Now is the moment to witness these deployments in full action.
- Retrieve the changes defined in package.xml locally
sfdx force:source:retrieve --manifest --targetusername
You can also replace manifest and use
—-sourcepath to indicate a sub-dir to deploy all components of that sub-dir. For example,
—-sourcepath force-app/main/default/classes will retrieve all classes from the source org.
- Validate these changes in the target org
sfdx force:source:deploy --targetusername --checkonly --wait 0 --testlevel RunLocalTests --manifest
--wait 0 makes the process asynchronous and thus faster. As a response to this command, you will get an ID. Keep that one handy, you will need that in the next step. Here too, you can use
—-sourcepath to deploy all components of that sub-dir.

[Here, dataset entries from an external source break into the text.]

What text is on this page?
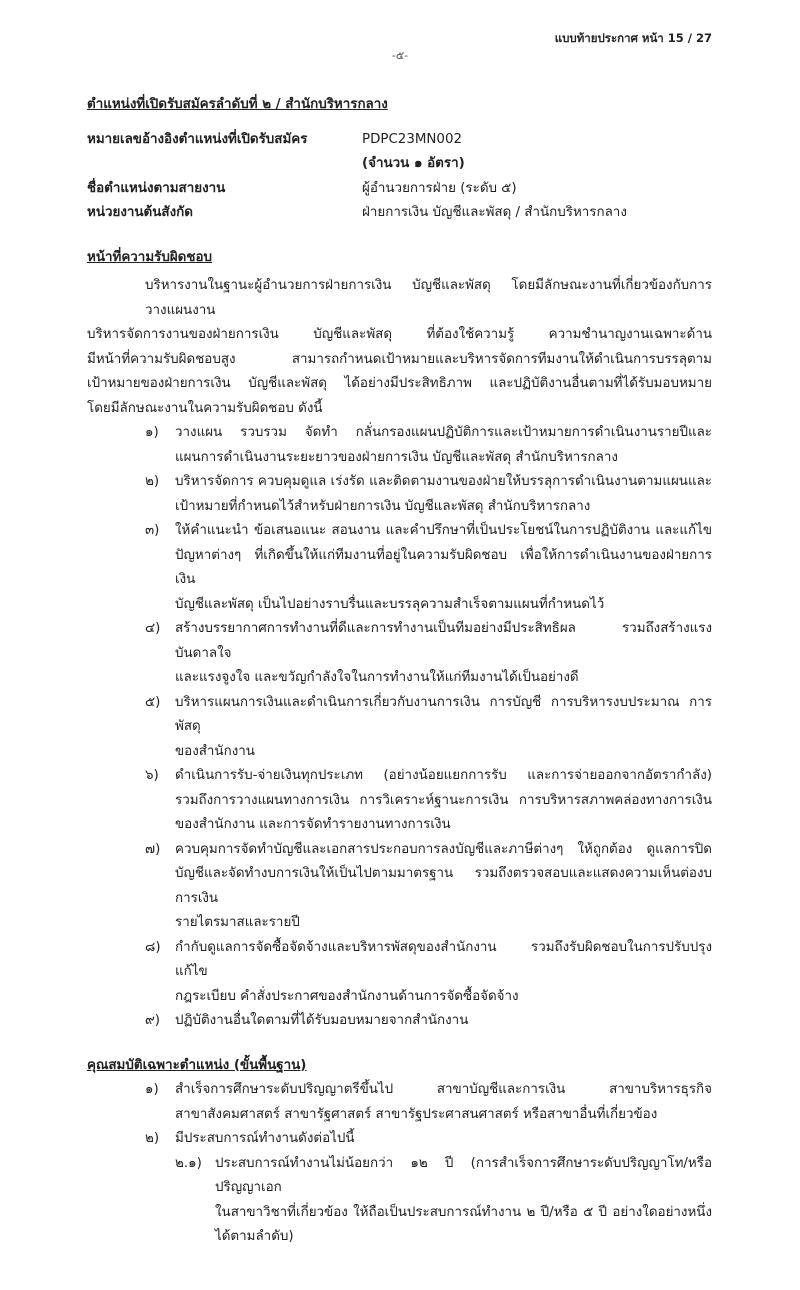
แบบท้ายประกาศ หน้า 15 / 27
-๕-
ตำแหน่งที่เปิดรับสมัครลำดับที่ ๒ / สำนักบริหารกลาง
หมายเลขอ้างอิงตำแหน่งที่เปิดรับสมัคร	PDPC23MN002
(จำนวน ๑ อัตรา)
ชื่อตำแหน่งตามสายงาน	ผู้อำนวยการฝ่าย (ระดับ ๕)
หน่วยงานต้นสังกัด	ฝ่ายการเงิน บัญชีและพัสดุ / สำนักบริหารกลาง
หน้าที่ความรับผิดชอบ
บริหารงานในฐานะผู้อำนวยการฝ่ายการเงิน บัญชีและพัสดุ โดยมีลักษณะงานที่เกี่ยวข้องกับการวางแผนงาน
บริหารจัดการงานของฝ่ายการเงิน บัญชีและพัสดุ ที่ต้องใช้ความรู้ ความชำนาญงานเฉพาะด้าน
มีหน้าที่ความรับผิดชอบสูง สามารถกำหนดเป้าหมายและบริหารจัดการทีมงานให้ดำเนินการบรรลุตาม
เป้าหมายของฝ่ายการเงิน บัญชีและพัสดุ ได้อย่างมีประสิทธิภาพ และปฏิบัติงานอื่นตามที่ได้รับมอบหมาย
โดยมีลักษณะงานในความรับผิดชอบ ดังนี้
๑)	วางแผน รวบรวม จัดทำ กลั่นกรองแผนปฏิบัติการและเป้าหมายการดำเนินงานรายปีและ
แผนการดำเนินงานระยะยาวของฝ่ายการเงิน บัญชีและพัสดุ สำนักบริหารกลาง
๒)	บริหารจัดการ ควบคุมดูแล เร่งรัด และติดตามงานของฝ่ายให้บรรลุการดำเนินงานตามแผนและ
เป้าหมายที่กำหนดไว้สำหรับฝ่ายการเงิน บัญชีและพัสดุ สำนักบริหารกลาง
๓)	ให้คำแนะนำ ข้อเสนอแนะ สอนงาน และคำปรึกษาที่เป็นประโยชน์ในการปฏิบัติงาน และแก้ไข
ปัญหาต่างๆ ที่เกิดขึ้นให้แก่ทีมงานที่อยู่ในความรับผิดชอบ เพื่อให้การดำเนินงานของฝ่ายการเงิน
บัญชีและพัสดุ เป็นไปอย่างราบรื่นและบรรลุความสำเร็จตามแผนที่กำหนดไว้
๔)	สร้างบรรยากาศการทำงานที่ดีและการทำงานเป็นทีมอย่างมีประสิทธิผล รวมถึงสร้างแรงบันดาลใจ
และแรงจูงใจ และขวัญกำลังใจในการทำงานให้แก่ทีมงานได้เป็นอย่างดี
๕)	บริหารแผนการเงินและดำเนินการเกี่ยวกับงานการเงิน การบัญชี การบริหารงบประมาณ การพัสดุ
ของสำนักงาน
๖)	ดำเนินการรับ-จ่ายเงินทุกประเภท (อย่างน้อยแยกการรับ และการจ่ายออกจากอัตรากำลัง)
รวมถึงการวางแผนทางการเงิน การวิเคราะห์ฐานะการเงิน การบริหารสภาพคล่องทางการเงิน
ของสำนักงาน และการจัดทำรายงานทางการเงิน
๗)	ควบคุมการจัดทำบัญชีและเอกสารประกอบการลงบัญชีและภาษีต่างๆ ให้ถูกต้อง ดูแลการปิด
บัญชีและจัดทำงบการเงินให้เป็นไปตามมาตรฐาน รวมถึงตรวจสอบและแสดงความเห็นต่องบการเงิน
รายไตรมาสและรายปี
๘)	กำกับดูแลการจัดซื้อจัดจ้างและบริหารพัสดุของสำนักงาน รวมถึงรับผิดชอบในการปรับปรุงแก้ไข
กฎระเบียบ คำสั่งประกาศของสำนักงานด้านการจัดซื้อจัดจ้าง
๙)	ปฏิบัติงานอื่นใดตามที่ได้รับมอบหมายจากสำนักงาน
คุณสมบัติเฉพาะตำแหน่ง (ขั้นพื้นฐาน)
๑)	สำเร็จการศึกษาระดับปริญญาตรีขึ้นไป สาขาบัญชีและการเงิน สาขาบริหารธุรกิจ
สาขาสังคมศาสตร์ สาขารัฐศาสตร์ สาขารัฐประศาสนศาสตร์ หรือสาขาอื่นที่เกี่ยวข้อง
๒)	มีประสบการณ์ทำงานดังต่อไปนี้
๒.๑) ประสบการณ์ทำงานไม่น้อยกว่า ๑๒ ปี (การสำเร็จการศึกษาระดับปริญญาโท/หรือปริญญาเอก
ในสาขาวิชาที่เกี่ยวข้อง ให้ถือเป็นประสบการณ์ทำงาน ๒ ปี/หรือ ๕ ปี อย่างใดอย่างหนึ่ง
ได้ตามลำดับ)
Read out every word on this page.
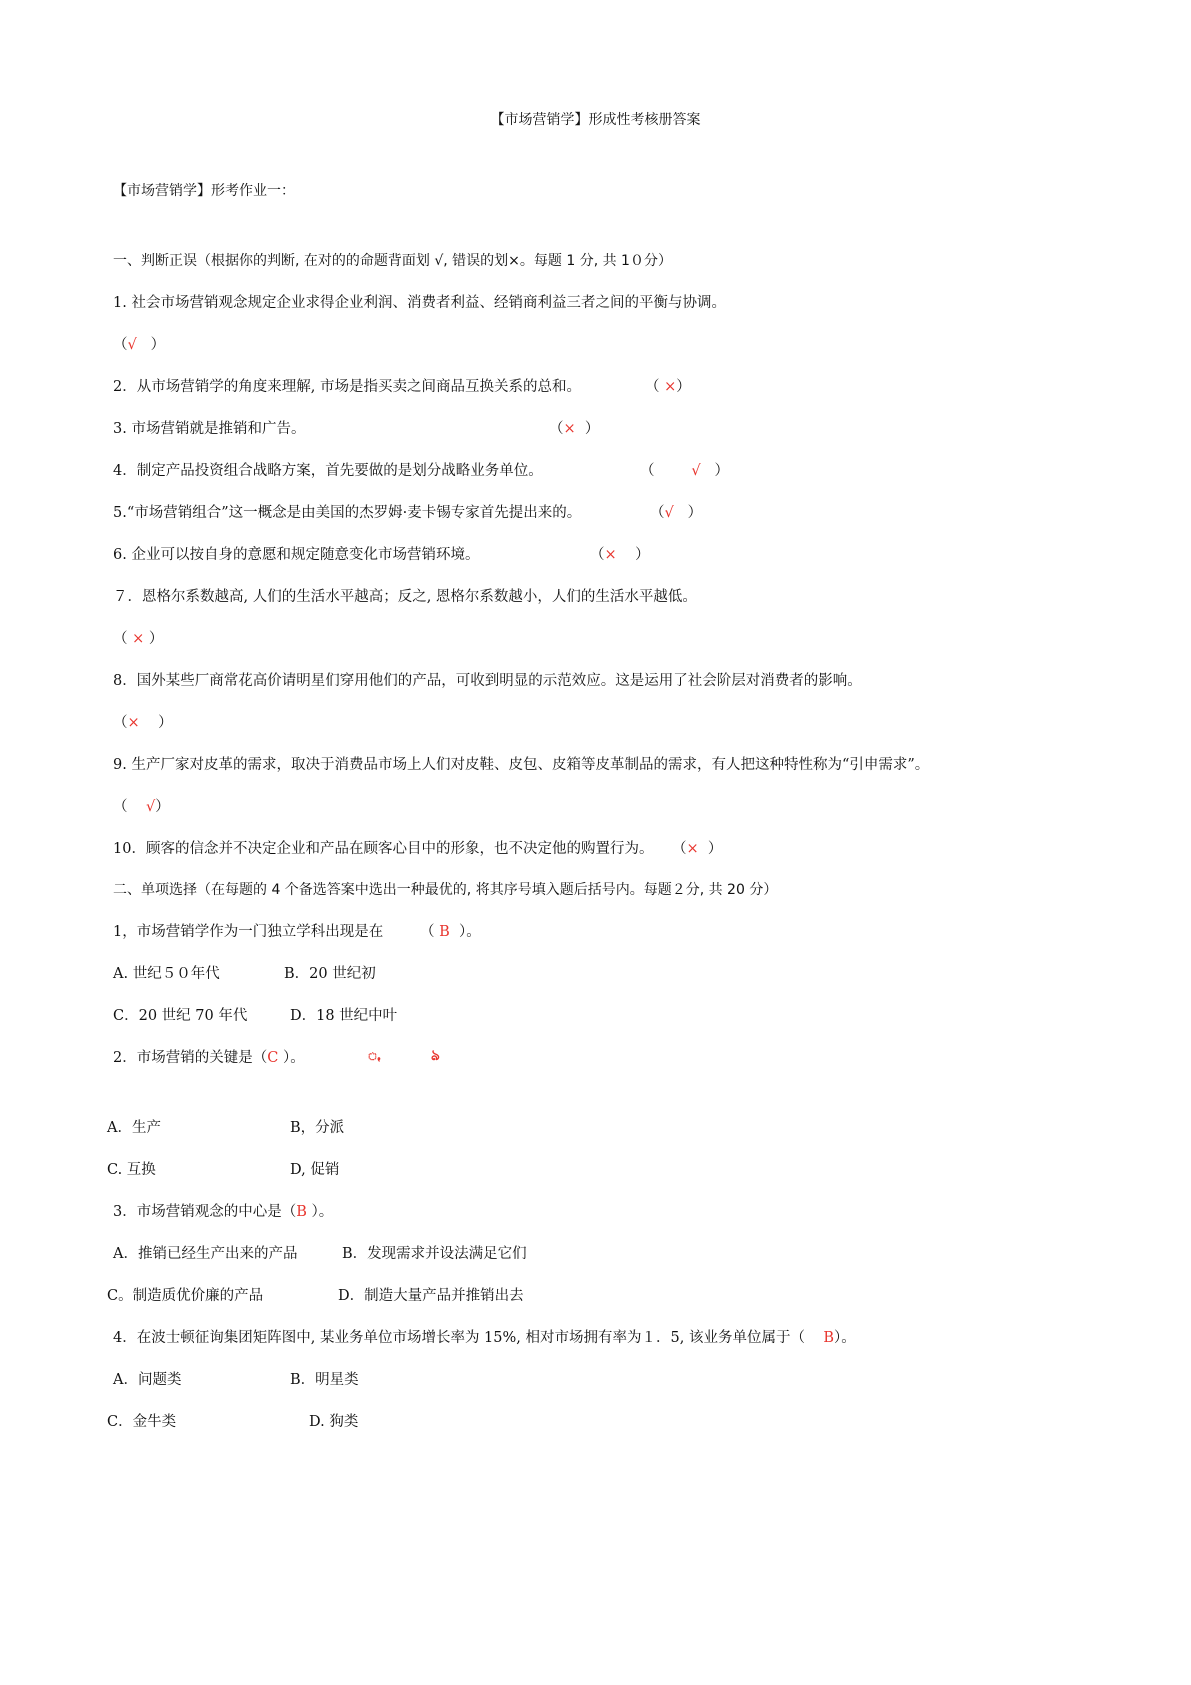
【市场营销学】形成性考核册答案
【市场营销学】形考作业一：
一、判断正误（根据你的判断, 在对的的命题背面划 √, 错误的划×。每题 1 分, 共 1０分）
1. 社会市场营销观念规定企业求得企业利润、消费者利益、经销商利益三者之间的平衡与协调。
（√ ）
2．从市场营销学的角度来理解, 市场是指买卖之间商品互换关系的总和。	（ ×）
3. 市场营销就是推销和广告。	（× ）
4．制定产品投资组合战略方案，首先要做的是划分战略业务单位。	（	√ ）
5.“市场营销组合”这一概念是由美国的杰罗姆·麦卡锡专家首先提出来的。	（√ ）
6. 企业可以按自身的意愿和规定随意变化市场营销环境。	（× ）
７．恩格尔系数越高, 人们的生活水平越高；反之, 恩格尔系数越小，人们的生活水平越低。
（ × ）
8．国外某些厂商常花高价请明星们穿用他们的产品，可收到明显的示范效应。这是运用了社会阶层对消费者的影响。
（× ）
9. 生产厂家对皮革的需求，取决于消费品市场上人们对皮鞋、皮包、皮箱等皮革制品的需求，有人把这种特性称为“引申需求”。
（ √）
10．顾客的信念并不决定企业和产品在顾客心目中的形象，也不决定他的购置行为。 （× ）
二、单项选择（在每题的 4 个备选答案中选出一种最优的, 将其序号填入题后括号内。每题２分, 共 20 分）
1，市场营销学作为一门独立学科出现是在	（ B ）。
A. 世纪５０年代	B．20 世纪初
C．20 世纪 70 年代	D．18 世纪中叶
2．市场营销的关键是（C ）。	ꩻ	ঌ
A．生产	B，分派
C. 互换	D, 促销
3．市场营销观念的中心是（B ）。
A．推销已经生产出来的产品	B．发现需求并设法满足它们
C。制造质优价廉的产品	D．制造大量产品并推销出去
4．在波士顿征询集团矩阵图中, 某业务单位市场增长率为 15%, 相对市场拥有率为１．5, 该业务单位属于（ B）。
A．问题类	B．明星类
C．金牛类	D. 狗类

- To get the status of your deployment validation, key in
sfdx force:source:deploy:report --jobid -
Alternatively, you can also check the status using Deployment Status in Setup, just like you would do for Change Sets.
- Once the deployment is validated, deploy these changes in the target org
sfdx force:source:deploy --targetusername --wait 0 --validateddeployrequestid
Alternatively, you can also deploy from the org using Deployment Status in Setup.
- Similar to validation, to get the status of your deployment, key in
sfdx force:source:deploy:report --jobid --targetusername
Alternatively, you can also check the status using Deployment Status in Setup, just like you would do for Change Sets.
#4 Data Migration
Once you are done with deployments, and hopefully you didn’t have many manual post-deployment steps, you might need to go for some data migration.
- Export the data (in JSON) from the source org
sfdx force:data:tree:export --targetusername --query ““
- Import this data to target org
sfdx force:data:tree:import --targetusername --sobjecttreefiles
This new setup indeed made our lives much easier by streamlining our deployments and speeding them up, but while using them, we realised we can improve the process even further:
- Our repository was in the Metadata format and it wasn’t very transparent to 1–1 map the deployment manifest with the components in the repo. To address this, we converted our repo to Source format in steps by using
This improvement eased our transition from org-model to package model, which we went on to adopt later.
- When we reflected on this new deployment setup, we also realised that most of the effort and time was consumed in generating the deployment manifest or package.xml. Since we were using version control and all of our metadata was converted to Source format, we could simply build a tool (or a bash script) that can automatically generate the package.xml by looking at develop/master branch and comparing the git tags. In reality, we didn’t build this tool as we were already on the road to transitioning to Package model.
This whole exercise brought in some key learnings for us, which we would use in other projects as well:
- It’s important to be critical of the current setup to find areas of improvement, and to do this for a setup regardless of whether it has been mature for many years, or was recently introduced. In our case, we critiqued both our Change Set model and the recently introduced Org model.
- Before adopting a technology, it’s vital to ensure that it will indeed address the challenges and that the effort required to build and adopt is aligned with the pace of feature development and/or the vision of the team/organisation. For us, though Package model was the most comprehensive option, taking the first step with Org model gave us the opportunity to test this new technology and smoothen the transition.